At two in the morning, Rick awoke, as if to an alarm, got dressed, and went down the dark stairs of the bed-and-breakfast to the empty street below. He’d parked on a side street a block away. The traffic lights were flashing yellow. The sidewalks were empty. The streets shone, slick after a late-night rain shower.

He took his keys to the house and the floppy disk from Joan’s basement and the Maglite he’d bought at Best Buy.

He drove over to Clayton Street, past the house, and around to Fayerweather. The neighborhood was dark. A few porch lights were on, and the widely spaced streetlamps. He parked and rounded the corner back onto Clayton and stood at a distance, looking at the house. He felt almost silly doing it. There was no one in the house, of course, and no one outside of it. No one waiting for his return. Not at 2:20 in the morning.

He unlocked the back door and quickly entered, navigating the interior blindly, by rote, a route he’d taken countless times in high school, also in the middle of the night in the dark, hoping not to wake his ever-vigilant father or his sister.

He had to use the flashlight to get down the basement stairs without stumbling over the brooms and mops that hung on the stairwell walls. In full daylight, with the overhead lights on, this staircase was a trip hazard.

Down here it smelled of mildew and laundry detergent and something loamy, fungal. The furniture from upstairs was stacked high and covered in clear plastic tarps-couches, chairs, the kitchen table. Along the cinder block walls were old plastic shelves from Bed Bath & Beyond, heaped with junk: old toys, a bread maker, a food dehydrator, a sewing machine that probably hadn’t been used since his mother was alive. Pots and pans and Igloo coolers and Tupperware containers. In the far corner was his father’s workbench, rarely ever used, in front of a pegboard mounted on the wall, which was hung with rusty old saws and hammers and mallets and screwdrivers, an orange extension cord, a DeWalt power drill. Another shelf held turpentine and spray paint and cans of paint and wood finish.

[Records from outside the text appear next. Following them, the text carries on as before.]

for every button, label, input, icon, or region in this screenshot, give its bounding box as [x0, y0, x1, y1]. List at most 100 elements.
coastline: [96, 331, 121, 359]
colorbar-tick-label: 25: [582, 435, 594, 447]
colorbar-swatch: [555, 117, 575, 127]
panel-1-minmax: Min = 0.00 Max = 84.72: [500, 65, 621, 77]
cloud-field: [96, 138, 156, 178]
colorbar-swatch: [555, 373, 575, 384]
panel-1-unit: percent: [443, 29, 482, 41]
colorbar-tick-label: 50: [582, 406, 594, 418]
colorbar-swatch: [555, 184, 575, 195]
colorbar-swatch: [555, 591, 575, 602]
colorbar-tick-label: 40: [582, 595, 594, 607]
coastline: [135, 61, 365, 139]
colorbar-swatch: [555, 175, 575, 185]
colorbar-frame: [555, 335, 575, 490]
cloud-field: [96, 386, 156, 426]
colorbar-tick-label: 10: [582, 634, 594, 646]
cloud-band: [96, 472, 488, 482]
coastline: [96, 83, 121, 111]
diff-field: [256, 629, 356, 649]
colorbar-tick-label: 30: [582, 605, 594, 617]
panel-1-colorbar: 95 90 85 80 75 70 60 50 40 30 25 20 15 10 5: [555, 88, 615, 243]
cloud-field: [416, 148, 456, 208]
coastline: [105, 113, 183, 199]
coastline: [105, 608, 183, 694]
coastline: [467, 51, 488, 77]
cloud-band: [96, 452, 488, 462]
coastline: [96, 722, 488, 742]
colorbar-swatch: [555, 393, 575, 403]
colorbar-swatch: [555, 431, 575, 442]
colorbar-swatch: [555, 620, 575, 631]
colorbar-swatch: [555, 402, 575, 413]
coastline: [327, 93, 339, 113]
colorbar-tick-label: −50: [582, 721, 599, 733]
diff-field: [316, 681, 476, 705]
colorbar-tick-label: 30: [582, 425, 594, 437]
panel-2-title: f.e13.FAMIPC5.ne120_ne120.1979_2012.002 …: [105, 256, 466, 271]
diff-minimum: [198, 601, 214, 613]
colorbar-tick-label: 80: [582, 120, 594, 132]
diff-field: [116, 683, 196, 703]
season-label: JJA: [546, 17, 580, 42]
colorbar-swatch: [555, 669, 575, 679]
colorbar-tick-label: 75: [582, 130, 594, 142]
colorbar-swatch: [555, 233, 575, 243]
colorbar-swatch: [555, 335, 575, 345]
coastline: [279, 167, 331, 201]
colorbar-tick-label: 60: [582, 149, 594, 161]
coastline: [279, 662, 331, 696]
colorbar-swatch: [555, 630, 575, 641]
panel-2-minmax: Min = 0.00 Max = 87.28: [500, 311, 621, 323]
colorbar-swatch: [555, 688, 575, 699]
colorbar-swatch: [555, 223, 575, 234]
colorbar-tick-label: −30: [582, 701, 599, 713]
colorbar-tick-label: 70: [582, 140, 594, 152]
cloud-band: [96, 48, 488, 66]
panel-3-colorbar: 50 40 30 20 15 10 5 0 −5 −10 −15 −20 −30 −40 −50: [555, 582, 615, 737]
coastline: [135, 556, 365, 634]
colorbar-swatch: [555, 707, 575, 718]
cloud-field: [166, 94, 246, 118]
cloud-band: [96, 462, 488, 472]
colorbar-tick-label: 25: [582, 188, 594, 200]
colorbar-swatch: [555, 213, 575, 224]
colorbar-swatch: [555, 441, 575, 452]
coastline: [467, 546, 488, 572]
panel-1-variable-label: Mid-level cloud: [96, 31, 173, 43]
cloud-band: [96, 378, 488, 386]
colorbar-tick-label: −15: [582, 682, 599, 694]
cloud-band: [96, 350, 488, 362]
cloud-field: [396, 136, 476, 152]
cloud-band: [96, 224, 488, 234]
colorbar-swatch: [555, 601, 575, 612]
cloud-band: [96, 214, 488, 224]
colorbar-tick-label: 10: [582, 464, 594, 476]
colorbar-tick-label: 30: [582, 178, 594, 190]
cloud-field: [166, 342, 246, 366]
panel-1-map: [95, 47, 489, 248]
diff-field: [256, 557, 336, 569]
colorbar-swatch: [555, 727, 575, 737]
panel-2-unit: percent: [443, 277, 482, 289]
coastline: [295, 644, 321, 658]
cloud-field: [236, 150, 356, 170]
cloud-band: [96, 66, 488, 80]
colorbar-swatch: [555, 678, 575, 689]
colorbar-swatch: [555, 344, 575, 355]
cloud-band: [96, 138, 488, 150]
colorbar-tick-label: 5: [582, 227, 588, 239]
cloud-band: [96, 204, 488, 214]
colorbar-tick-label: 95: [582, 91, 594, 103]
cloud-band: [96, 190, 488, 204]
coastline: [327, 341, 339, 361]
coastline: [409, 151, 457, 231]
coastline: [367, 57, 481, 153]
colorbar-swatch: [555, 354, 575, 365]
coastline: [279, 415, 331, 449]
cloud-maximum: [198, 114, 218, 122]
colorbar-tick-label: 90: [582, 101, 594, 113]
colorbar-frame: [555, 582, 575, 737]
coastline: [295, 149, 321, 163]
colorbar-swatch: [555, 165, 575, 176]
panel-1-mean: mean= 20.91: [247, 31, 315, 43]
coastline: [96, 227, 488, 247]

He found the section where the furniture from Lenny’s office had been relocated. His father’s desk had been thoughtfully covered with a clear plastic tarp, now coated with a fine layer of white plaster dust. The plaster dust seemed to be everywhere, even down in the basement where no destruction had taken place.

He lifted the plastic tarp, then took an extension cord from his father’s workbench and plugged in the old computer. He flipped the switch and was relieved to see it come to life, grunting and groaning. Green numbers and letters appeared on the monitor. It booted up slowly. As he waited for the computer to boot up, he looked around. There was all kinds of junk here on the plastic shelving-toys, appliances, old cell phone bills. His father never threw anything away.

He pulled a big box off the shelf that held stuff taken from Lenny’s desk. There was that antique brass paper clip in the shape of a hand, which once belonged to Lenny’s father. An envelope moistener, a blue plastic bottle whose yellow foam top had grown crusty with envelope glue and age. Did anyone use those anymore? A red heart-shaped glass paperweight, a gift from Rick’s mom. A Swingline stapler. An empty tin can with rotelle pasta glued onto the outside and painted all over with light blue tempera-a crappy arts-and-craft project Rick had brought home from fourth grade. His father had always kept his pencils in it, though he had far nicer things to hold pencils.

Then he pulled out a large piece of white foam core with a lot of small rocks affixed to it. Rick’s old, once cherished, rock collection. He was surprised to see it here. As a kid, Rick had for some reason collected rocks and minerals and had once painstakingly glued his best specimens to a poster board: rose quartz, obsidian, shale, mica schist… Then he’d carefully labeled everything with one of those old-fashioned Dymo label makers, the kind with the alphabet dial and the embossing tape. (Click, click, click, squeeze!) But Rick distinctly remembered tossing it when he entered high school, purging his room of childish things. Len must have rescued it from the trash and brought it into his office, holding on to it for all these decades like a curator of Rick’s childhood.